Outside of the headlines, Roberts noted that scientists like Mary-Lou Zeeman, Bowdoin’s R. Wells Johnson Professor of Mathematics, are using models to understand the dynamics of global weather patterns, climate change, forest fire cycles, and predator-prey relationships. That research always involves a dizzying amount of collaboration, as everyone from statisticians to physicists to entomologists work together to cobble together an accurate picture of reality.

Roberts has been able to address public policy in her own research, by helping the National Park Service regulate river traffic in the Grand Canyon. When Roberts was a professor at Northern Arizona University, the NPS approached her about creating a model of rafting traffic.
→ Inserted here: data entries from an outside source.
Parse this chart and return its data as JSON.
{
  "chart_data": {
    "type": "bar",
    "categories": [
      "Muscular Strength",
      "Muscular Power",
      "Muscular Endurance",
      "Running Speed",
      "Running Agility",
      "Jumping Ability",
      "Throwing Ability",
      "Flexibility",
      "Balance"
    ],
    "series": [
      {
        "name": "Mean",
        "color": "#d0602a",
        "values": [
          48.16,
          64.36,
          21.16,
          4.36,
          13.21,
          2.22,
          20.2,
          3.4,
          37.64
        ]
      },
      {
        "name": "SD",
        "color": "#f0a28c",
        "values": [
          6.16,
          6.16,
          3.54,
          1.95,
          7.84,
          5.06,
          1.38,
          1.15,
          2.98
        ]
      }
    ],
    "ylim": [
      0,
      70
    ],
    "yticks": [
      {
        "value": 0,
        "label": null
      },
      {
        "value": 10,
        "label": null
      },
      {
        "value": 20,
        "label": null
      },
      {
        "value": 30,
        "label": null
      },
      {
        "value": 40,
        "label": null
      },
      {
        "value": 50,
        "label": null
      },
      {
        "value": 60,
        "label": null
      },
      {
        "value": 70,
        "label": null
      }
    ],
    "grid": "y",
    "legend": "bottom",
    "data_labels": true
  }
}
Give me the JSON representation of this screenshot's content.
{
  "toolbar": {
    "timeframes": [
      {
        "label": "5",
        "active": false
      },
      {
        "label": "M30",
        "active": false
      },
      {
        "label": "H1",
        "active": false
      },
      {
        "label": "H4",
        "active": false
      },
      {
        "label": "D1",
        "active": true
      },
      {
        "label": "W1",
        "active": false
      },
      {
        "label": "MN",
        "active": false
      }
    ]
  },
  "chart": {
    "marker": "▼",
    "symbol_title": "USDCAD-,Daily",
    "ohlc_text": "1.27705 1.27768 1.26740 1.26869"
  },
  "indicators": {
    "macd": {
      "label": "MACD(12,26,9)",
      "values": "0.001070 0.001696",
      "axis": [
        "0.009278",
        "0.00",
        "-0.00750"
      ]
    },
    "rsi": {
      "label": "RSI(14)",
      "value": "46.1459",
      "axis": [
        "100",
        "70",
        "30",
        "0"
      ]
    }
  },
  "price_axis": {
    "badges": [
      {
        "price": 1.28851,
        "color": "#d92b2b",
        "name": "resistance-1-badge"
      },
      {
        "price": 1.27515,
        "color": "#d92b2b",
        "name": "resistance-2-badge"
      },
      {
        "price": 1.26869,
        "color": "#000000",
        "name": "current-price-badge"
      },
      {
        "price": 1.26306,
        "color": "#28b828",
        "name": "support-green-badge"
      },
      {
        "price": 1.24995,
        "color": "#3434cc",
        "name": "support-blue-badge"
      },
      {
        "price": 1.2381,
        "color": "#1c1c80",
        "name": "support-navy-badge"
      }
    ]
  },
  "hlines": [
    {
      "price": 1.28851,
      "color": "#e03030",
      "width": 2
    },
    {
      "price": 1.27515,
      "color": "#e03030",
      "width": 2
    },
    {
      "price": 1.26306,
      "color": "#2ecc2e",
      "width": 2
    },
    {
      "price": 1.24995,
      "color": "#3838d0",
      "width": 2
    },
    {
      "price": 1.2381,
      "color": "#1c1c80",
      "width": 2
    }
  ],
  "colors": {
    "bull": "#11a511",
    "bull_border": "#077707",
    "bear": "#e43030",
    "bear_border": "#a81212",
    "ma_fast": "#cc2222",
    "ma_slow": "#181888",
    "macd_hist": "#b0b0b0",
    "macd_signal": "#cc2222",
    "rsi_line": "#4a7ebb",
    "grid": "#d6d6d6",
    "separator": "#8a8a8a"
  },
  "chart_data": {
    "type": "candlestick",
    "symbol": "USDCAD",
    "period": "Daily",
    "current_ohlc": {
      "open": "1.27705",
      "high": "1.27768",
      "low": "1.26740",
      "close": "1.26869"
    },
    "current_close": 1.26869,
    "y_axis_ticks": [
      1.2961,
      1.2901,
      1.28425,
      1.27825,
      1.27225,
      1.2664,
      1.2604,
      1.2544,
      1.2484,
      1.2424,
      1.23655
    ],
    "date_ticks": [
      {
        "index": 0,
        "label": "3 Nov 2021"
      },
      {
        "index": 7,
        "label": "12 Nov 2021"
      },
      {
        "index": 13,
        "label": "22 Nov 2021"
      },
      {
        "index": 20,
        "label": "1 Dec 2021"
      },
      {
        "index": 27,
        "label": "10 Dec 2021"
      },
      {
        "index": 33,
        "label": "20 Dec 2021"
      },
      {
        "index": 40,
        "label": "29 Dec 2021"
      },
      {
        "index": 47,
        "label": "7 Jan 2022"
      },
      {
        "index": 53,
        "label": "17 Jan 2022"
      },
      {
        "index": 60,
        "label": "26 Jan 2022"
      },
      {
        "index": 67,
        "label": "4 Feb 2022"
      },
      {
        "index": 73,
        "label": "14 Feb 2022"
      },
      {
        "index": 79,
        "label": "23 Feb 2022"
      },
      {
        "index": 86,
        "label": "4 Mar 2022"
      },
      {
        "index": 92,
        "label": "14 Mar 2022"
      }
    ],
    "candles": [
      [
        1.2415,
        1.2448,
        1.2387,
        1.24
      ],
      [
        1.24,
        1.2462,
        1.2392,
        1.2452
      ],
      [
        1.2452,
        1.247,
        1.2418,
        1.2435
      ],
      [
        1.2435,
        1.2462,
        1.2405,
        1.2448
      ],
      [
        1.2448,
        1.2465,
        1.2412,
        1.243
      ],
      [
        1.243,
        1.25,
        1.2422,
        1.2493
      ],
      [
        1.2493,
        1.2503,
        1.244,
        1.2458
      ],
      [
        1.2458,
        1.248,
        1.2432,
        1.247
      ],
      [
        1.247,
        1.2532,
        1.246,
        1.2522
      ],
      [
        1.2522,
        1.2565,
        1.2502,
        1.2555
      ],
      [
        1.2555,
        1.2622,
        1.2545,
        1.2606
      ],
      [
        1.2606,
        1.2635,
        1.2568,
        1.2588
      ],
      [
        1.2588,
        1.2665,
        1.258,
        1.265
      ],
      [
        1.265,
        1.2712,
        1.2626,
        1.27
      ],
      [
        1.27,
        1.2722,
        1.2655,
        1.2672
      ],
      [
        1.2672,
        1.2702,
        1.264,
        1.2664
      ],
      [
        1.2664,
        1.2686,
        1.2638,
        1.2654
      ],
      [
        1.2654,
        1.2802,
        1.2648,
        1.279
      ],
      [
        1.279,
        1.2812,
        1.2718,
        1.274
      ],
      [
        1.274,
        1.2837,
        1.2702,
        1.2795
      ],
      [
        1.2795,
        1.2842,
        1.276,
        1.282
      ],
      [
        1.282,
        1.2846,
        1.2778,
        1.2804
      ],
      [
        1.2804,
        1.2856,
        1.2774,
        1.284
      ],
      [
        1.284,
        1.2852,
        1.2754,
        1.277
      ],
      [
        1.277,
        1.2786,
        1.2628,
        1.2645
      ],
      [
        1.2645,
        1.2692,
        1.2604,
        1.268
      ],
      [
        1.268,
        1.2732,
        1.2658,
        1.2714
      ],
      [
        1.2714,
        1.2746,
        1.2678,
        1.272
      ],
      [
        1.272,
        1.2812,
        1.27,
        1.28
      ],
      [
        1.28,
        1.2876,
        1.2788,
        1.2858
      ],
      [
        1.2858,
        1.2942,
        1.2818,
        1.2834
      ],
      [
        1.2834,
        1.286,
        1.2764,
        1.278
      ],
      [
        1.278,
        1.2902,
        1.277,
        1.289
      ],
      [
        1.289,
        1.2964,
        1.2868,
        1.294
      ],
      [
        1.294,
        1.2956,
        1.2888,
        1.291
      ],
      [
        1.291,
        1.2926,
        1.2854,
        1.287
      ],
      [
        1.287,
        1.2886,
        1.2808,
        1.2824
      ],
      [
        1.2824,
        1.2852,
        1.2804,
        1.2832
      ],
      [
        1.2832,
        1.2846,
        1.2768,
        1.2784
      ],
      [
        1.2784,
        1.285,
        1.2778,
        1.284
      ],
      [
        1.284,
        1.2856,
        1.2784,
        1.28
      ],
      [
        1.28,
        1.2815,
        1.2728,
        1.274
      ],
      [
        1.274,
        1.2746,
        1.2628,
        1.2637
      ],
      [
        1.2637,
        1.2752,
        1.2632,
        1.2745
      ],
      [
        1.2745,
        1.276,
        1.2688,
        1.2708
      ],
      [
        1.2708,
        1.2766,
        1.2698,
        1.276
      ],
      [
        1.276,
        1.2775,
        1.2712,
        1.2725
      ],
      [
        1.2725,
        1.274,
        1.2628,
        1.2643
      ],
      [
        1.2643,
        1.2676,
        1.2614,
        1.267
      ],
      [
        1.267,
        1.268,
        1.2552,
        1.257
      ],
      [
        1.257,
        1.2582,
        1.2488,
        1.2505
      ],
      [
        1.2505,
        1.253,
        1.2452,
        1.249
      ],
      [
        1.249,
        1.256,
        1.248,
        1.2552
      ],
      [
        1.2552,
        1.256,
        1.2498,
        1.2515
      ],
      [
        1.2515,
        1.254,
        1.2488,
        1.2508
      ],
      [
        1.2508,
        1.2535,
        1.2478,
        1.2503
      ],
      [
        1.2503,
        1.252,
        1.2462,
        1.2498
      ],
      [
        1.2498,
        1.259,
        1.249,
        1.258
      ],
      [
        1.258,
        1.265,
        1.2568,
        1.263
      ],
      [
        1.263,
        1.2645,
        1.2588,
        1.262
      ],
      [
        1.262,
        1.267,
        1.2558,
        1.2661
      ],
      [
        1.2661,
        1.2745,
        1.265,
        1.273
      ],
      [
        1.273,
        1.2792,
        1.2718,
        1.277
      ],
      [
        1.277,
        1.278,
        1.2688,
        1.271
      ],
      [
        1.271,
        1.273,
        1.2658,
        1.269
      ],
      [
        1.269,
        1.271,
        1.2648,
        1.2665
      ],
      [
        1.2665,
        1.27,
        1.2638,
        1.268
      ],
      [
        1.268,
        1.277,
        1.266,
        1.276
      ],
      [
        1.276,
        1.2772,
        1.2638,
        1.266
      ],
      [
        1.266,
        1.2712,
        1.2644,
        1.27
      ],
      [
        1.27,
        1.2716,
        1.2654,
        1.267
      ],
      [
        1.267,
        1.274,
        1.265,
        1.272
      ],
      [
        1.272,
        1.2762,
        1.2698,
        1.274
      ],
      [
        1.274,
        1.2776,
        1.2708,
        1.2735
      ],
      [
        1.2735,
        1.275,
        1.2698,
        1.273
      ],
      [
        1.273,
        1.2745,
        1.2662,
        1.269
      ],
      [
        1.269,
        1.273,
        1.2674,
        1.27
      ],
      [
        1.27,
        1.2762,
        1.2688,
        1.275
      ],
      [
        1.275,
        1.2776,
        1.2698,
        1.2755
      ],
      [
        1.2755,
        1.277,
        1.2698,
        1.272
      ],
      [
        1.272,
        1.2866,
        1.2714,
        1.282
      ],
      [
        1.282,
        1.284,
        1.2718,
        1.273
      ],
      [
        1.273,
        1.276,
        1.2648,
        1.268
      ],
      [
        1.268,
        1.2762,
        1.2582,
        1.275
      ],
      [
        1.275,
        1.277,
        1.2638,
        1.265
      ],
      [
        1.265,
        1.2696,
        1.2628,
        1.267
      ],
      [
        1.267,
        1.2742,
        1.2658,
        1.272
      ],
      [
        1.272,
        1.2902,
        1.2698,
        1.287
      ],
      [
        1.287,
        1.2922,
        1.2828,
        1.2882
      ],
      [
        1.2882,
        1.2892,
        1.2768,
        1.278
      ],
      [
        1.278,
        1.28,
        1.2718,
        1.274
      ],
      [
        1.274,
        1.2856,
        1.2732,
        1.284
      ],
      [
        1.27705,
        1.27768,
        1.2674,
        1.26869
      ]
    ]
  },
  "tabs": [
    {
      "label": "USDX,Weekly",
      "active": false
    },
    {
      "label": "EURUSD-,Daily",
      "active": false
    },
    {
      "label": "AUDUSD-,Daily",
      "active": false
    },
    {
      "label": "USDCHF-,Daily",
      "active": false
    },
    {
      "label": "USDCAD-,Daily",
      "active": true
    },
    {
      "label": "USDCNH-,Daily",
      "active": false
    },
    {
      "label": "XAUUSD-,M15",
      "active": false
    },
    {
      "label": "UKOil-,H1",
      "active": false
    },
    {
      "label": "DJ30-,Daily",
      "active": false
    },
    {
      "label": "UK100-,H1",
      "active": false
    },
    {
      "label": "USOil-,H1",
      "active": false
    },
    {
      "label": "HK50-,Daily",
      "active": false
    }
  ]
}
Thousands of boaters travel the Canyon section of the Colorado River every year, some of them on guided trips, and others privately. And every year, more people want to use the river. The NPS wants to preserve the wilderness of the park, and so they closely regulate the number of boaters through a permitting system. By the time Roberts became involved, the waiting list to get an individual permit had grown to over a decade.

The NPS wanted to allow more people to raft the river without overcrowding the river, and so they asked Roberts to help them rethink their permit schedule.

In order to do so, she built a simulation of the river, with current, sandbars, side canyons, and rapids, that would allow planners to understand what conditions led to a crowded river. She spent nearly a decade on the project, including six weeks on the river collecting data on where boaters stopped along the way, how often they saw one another, and where the current created bottlenecks.

“Every year of high school, you learn about lines. But the world is not linear. Models have to be shadows of the real world.”

By simulating thousands and thousands of river seasons, Roberts was able to model the dynamics of river traffic and suggest changes to allow more people to run the canyon each year.

But as powerful as mathematical models can be, they can have drawbacks, Roberts says. That’s part of why thinking about them deeply and broadly is so important. “Every year of high school, you learn about lines,” she said, noting that lines are often the nuts and bolts of modeling. “But the world is not linear. Models have to be shadows of the real world.”

There’s a trade-off inherent in building mathematical models. “We can come up with equations that capture a lot of complexity, but then the math might be so hard that we can’t solve it. But if we simplify the math, we might be ignoring something essential. Like gravity. So finding that sweet spot is really what it’s all about. You want it to be complicated, but not so hard that you can’t solve it.”

NOAA, she said by way of example, calculates roughly 2.8 quadrillion mathematical equations per second (that’s 2,800,000,000,000,000, an infinitesimal fraction of the numbers Moon Duchin, above, work with, for reference). Still, we can barely predict the weather three days in advance.

“If you want to understand the future, this is the best we have. But it’s still not perfect,” she said.